FAILURE TO FILE OBJECTIONS TO THIS REPORT & RECOMMENDATION WITHIN THE SPECIFIED TIME, OR TO REQUEST AN EXTENSION OF TIME TO FILE OBJECTIONS, WAIVES THE RIGHT TO APPEAL ANY SUBSEQUENT ORDER BY THE DISTRICT COURT ADOPTING THE RECOMMENDATIONS CONTAINED HEREIN. Thomas v. Arn, 474 U.S. 140 (1985); F.D.I.C. v. Hillcrest Associates, 66 F.3d 566 (2d. Cir. 1995); Wesolak v. Canadair Ltd., 838 F.2d 55 (2d Cir. 1988); see also 28 U.S.C. §636(b)(1), Rules 6(a), 6(e) and 72(b) of the Federal Rules of Civil Procedure, and NDNY Local Rule 72.1(c).

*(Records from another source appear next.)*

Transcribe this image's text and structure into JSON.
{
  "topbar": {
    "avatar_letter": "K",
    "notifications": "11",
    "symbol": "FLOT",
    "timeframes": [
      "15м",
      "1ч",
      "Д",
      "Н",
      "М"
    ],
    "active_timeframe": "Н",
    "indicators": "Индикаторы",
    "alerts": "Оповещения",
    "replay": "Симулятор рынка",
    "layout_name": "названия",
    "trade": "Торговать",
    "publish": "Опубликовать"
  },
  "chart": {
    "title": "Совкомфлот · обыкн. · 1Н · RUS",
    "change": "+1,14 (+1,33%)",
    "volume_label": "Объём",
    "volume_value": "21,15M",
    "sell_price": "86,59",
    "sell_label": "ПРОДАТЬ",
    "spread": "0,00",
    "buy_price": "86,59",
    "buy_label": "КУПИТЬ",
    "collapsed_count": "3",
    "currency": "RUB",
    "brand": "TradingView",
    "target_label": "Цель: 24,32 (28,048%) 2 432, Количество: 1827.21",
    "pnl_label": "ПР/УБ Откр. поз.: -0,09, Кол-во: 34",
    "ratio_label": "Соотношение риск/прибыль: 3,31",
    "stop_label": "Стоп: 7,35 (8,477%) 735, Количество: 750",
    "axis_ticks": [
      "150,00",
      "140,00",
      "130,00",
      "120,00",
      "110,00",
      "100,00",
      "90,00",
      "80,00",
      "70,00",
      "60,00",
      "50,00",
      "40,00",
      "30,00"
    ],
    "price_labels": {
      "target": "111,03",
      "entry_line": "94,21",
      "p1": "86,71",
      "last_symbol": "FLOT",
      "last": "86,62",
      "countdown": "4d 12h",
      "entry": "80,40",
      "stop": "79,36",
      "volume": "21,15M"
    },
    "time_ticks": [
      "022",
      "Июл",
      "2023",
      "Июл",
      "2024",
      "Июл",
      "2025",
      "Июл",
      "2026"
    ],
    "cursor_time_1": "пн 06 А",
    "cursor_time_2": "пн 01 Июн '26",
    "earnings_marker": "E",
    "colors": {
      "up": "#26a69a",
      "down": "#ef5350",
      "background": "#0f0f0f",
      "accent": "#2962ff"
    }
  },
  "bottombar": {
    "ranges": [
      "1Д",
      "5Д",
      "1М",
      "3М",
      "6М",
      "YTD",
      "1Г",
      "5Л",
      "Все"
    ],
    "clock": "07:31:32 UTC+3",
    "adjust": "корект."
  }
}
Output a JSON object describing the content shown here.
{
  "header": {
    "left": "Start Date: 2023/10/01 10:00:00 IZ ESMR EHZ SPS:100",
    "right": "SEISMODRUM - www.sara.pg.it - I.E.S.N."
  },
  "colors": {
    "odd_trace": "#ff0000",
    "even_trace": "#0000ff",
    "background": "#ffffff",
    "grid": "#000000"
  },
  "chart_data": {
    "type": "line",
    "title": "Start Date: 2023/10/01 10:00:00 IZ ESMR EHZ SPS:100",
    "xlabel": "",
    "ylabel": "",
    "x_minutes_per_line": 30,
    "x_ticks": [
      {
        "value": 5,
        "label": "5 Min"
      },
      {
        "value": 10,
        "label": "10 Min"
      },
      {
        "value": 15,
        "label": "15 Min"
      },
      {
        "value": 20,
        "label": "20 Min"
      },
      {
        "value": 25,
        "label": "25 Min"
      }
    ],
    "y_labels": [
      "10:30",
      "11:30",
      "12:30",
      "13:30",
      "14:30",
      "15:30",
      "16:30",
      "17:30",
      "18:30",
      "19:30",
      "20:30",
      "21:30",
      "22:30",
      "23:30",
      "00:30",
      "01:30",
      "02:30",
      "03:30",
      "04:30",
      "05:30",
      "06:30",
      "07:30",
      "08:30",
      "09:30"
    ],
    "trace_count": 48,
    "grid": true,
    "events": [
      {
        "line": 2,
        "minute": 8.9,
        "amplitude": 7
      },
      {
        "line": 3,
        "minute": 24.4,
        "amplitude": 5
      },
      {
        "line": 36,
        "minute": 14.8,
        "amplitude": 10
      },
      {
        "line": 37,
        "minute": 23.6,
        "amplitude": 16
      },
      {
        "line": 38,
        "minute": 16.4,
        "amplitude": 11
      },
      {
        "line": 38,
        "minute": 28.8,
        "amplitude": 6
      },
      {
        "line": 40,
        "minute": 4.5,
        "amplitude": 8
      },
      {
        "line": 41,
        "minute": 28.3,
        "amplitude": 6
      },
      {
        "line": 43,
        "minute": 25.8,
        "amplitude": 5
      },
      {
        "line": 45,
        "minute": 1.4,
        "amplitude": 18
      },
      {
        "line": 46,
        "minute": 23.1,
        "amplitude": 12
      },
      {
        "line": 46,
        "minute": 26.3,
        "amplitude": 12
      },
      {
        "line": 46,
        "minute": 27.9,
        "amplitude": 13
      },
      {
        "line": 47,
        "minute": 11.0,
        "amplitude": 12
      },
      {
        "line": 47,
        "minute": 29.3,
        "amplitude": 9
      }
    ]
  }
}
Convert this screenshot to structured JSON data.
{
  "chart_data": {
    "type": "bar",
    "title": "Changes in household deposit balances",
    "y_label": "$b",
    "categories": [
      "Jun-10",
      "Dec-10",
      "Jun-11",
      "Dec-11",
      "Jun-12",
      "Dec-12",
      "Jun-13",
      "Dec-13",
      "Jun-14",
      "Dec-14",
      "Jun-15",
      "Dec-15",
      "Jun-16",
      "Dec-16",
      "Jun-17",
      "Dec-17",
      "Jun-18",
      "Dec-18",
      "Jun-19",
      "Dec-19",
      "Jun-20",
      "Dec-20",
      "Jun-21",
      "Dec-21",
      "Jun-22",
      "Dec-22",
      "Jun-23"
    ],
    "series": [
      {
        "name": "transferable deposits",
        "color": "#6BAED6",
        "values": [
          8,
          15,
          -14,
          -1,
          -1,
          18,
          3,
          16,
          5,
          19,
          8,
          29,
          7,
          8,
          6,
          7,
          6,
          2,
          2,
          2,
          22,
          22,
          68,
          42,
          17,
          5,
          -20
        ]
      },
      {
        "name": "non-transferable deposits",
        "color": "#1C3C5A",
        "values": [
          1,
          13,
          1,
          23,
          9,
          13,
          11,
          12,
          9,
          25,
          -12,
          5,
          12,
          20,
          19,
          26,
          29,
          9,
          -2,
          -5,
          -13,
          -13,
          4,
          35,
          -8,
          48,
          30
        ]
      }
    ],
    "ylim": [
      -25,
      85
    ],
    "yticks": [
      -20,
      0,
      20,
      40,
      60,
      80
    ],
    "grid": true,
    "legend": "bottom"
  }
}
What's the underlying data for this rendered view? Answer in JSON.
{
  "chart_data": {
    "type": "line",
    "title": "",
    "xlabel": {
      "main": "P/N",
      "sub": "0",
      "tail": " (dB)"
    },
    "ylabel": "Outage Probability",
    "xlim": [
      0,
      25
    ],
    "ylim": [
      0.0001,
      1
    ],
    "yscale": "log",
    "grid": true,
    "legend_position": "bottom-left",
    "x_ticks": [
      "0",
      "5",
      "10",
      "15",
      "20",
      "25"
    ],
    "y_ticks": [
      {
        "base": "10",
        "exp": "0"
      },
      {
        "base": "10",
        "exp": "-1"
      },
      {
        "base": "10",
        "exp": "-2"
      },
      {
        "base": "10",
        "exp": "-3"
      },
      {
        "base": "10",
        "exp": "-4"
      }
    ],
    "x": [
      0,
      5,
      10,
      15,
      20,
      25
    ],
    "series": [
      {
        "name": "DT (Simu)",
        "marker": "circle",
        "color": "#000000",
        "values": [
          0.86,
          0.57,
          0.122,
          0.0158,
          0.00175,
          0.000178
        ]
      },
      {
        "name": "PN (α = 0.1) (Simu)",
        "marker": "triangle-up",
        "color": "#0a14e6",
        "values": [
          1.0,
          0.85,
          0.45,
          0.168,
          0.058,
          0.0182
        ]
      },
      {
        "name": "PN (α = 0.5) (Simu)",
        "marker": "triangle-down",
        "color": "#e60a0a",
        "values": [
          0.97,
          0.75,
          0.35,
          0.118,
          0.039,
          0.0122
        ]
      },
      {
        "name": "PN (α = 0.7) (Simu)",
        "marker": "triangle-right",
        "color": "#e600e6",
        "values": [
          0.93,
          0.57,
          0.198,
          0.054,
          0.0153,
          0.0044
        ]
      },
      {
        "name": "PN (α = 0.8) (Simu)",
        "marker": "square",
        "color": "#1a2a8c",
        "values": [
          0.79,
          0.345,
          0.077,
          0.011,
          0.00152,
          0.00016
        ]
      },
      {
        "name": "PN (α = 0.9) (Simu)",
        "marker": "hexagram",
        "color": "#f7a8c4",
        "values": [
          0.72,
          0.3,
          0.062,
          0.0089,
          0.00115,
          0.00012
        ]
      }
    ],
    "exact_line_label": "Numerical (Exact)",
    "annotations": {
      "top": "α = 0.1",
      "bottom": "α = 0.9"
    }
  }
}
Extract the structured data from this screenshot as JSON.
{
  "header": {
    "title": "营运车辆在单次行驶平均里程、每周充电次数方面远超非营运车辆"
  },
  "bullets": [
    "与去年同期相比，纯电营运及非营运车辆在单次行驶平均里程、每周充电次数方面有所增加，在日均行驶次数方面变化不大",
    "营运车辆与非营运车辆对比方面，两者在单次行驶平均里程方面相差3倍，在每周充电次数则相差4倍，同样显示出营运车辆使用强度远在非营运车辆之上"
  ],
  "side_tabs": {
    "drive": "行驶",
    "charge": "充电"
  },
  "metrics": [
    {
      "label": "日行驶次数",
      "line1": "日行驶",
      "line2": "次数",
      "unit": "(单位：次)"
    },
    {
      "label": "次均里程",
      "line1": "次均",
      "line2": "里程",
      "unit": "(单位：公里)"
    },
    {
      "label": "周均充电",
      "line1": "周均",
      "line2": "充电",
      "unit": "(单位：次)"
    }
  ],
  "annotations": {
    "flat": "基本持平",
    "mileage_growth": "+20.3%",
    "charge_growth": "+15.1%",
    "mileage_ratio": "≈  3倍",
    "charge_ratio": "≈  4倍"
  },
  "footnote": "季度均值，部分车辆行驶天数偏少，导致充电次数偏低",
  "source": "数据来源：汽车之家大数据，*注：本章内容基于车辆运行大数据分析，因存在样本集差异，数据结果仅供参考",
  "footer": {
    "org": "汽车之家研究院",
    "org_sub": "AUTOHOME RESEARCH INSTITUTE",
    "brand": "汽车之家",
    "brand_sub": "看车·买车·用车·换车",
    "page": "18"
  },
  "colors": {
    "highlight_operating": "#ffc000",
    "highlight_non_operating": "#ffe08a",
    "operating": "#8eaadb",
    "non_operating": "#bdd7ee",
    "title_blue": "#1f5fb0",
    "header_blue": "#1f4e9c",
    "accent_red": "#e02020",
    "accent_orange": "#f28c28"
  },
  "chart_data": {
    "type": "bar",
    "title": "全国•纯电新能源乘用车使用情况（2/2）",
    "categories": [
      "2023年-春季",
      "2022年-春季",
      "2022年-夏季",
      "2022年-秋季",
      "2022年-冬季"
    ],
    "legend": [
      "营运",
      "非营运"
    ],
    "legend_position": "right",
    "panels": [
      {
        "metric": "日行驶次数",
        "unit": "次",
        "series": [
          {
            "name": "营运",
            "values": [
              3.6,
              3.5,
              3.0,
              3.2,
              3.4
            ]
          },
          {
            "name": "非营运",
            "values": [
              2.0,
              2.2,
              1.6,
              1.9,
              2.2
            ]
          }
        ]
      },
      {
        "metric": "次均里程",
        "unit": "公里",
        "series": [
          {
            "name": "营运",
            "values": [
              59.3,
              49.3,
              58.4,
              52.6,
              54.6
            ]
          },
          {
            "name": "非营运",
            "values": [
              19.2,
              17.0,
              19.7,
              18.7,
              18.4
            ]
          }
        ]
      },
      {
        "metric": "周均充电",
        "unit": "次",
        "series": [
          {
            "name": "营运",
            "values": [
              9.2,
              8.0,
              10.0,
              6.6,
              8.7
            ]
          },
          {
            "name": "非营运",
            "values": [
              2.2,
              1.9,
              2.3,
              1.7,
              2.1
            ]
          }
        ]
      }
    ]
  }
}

Please also note that the District Court, on de novo review, will ordinarily refuse to consider arguments, case law and/or evidentiary material which could have been, but were not, presented to the Magistrate Judge in the first instance. See Patterson-Leitch Co. Inc. v. Massachusetts Municipal Wholesale Electric Co., 840 F.2d 985 (1st Cir. 1988).